I found your post “Coding with LLMs in the summer of 2025 (an update)” very insightful. LLMs are memory extensions and cognitive aides which provide several valuable primitives: finding connections adjacent to your understanding, filling in boilerplate, and offloading your mental mapping needs. But there remains a chasm between those abilities and much work.
These suck. Things made with AI just suck big time. Not only are they stupid but they have negative value on your product.
I cannot think of single purely AI made video, song or any form of art that is any a good.
All AI has done is falsely convince ppl that they can now create things that they had no skills to do before AI.
Songs right now are terrible. For the videos, things are going to be very different once people can create full movies in their computers. Many will have access to the ability to create movies, and a few will be very good, and this will likely change many things. Btw this stupid "AI look" is only transient and is nowhere needed. It will be fixed, and AI images/videos generation will be impossible to stop.
It'll only stand on its own when significant work is required. This is possible today with writing, provided the AI is directed to incorporate original insights.

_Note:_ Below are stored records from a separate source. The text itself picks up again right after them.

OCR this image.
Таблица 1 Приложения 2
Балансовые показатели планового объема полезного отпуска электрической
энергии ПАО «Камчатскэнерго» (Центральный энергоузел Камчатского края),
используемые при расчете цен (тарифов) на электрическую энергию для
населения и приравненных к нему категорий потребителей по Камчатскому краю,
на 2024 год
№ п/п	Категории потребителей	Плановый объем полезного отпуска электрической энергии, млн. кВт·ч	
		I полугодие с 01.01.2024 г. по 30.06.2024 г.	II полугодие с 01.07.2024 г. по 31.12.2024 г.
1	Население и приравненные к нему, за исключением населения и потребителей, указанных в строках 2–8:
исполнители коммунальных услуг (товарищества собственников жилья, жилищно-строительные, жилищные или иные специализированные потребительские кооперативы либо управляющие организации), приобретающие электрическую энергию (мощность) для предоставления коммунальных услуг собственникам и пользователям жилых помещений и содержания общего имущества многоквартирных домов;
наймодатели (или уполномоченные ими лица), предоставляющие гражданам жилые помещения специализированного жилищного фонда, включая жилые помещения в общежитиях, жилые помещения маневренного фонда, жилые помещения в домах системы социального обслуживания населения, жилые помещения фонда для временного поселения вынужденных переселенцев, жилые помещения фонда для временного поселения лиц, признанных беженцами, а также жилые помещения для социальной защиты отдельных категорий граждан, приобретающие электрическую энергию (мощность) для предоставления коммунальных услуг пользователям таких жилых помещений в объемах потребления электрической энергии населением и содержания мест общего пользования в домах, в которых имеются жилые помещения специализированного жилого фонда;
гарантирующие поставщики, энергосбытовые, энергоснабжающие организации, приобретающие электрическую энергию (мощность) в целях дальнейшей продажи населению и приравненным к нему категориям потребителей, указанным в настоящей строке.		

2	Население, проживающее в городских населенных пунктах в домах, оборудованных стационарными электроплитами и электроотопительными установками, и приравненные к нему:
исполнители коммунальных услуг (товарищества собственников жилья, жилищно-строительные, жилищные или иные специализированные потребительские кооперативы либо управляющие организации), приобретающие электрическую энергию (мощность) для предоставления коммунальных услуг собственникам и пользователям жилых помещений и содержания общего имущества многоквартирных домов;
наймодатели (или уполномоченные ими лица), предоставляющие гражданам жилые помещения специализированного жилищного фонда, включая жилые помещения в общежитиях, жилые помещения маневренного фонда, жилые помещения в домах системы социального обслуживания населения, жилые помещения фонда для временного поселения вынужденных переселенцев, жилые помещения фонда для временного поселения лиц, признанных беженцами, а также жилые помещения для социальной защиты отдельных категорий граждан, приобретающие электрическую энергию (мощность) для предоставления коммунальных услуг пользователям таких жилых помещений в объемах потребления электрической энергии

And unless it's immediately obvious to consumers a high level of work has gone into it, it'll all be tarred by the same brush.
Any workforce needs direction. Thinking an AI can creatively execute when not given a vision is flawed.
Either people will spaff out easy to generate media (which will therefore have no value due to abundance), or they'll spend time providing insight and direction to create genuinely good content... but again unless it's immediately obvious this has been done, it will again suffer the tarring through association.
The issue is really one of deciding to whom to give your attention. It's the reason an ordinary song produced by a megastar is a hit vs when it's performed by an unsigned artist. Or, as in the famous experiment, the same world class violinist gets paid about $22 for a recital while busking vs selling out a concert hall for $100 per seat that same week.
This is the issue AI, no matter how good, will have to overcome.
Maybe you’re a gentleman of such discerningly superior taste that you can always manage to identify the spark of human creativity that eludes the rest of us. Or maybe you’ve just told yourself you hate it and therefore you say you always do. I dunno.
As someone who speaks more than one language fairly well: We can tell. AI translations are awful. Sure, they have gotten good enough for a casual "let's translate this restaurant menu" task, but they are not even remotely close to reaching human-like quality for nontrivial content.
Unfortunately I fear that it might not matter. There are going to be plenty of publishers who are perfectly happy to shovel AI-generated slop when it means saving a few bucks on translation, and the fact that AI translation exists is going to put serious pricing pressure on human translators - which means quality is inevitably going to suffer.
An interesting development I've been seeing is that a lot of creative communities treat AI-generated material like it is radioactive. Any use of AI will lead to authors or even entire publishers getting blacklisted by a significant part of the community - people simply aren't willing to consume it! When you are paying for human creativity, receiving AI-generated material feels like you have been scammed. I wouldn't be surprised to see a shift towards companies explicitly profiling themselves as anti-AI.
I also disagree that it's "not even remotely close to reaching human-like quality". I have translated large chunks of books into languages I know, and the results are often better than what commercial translators do.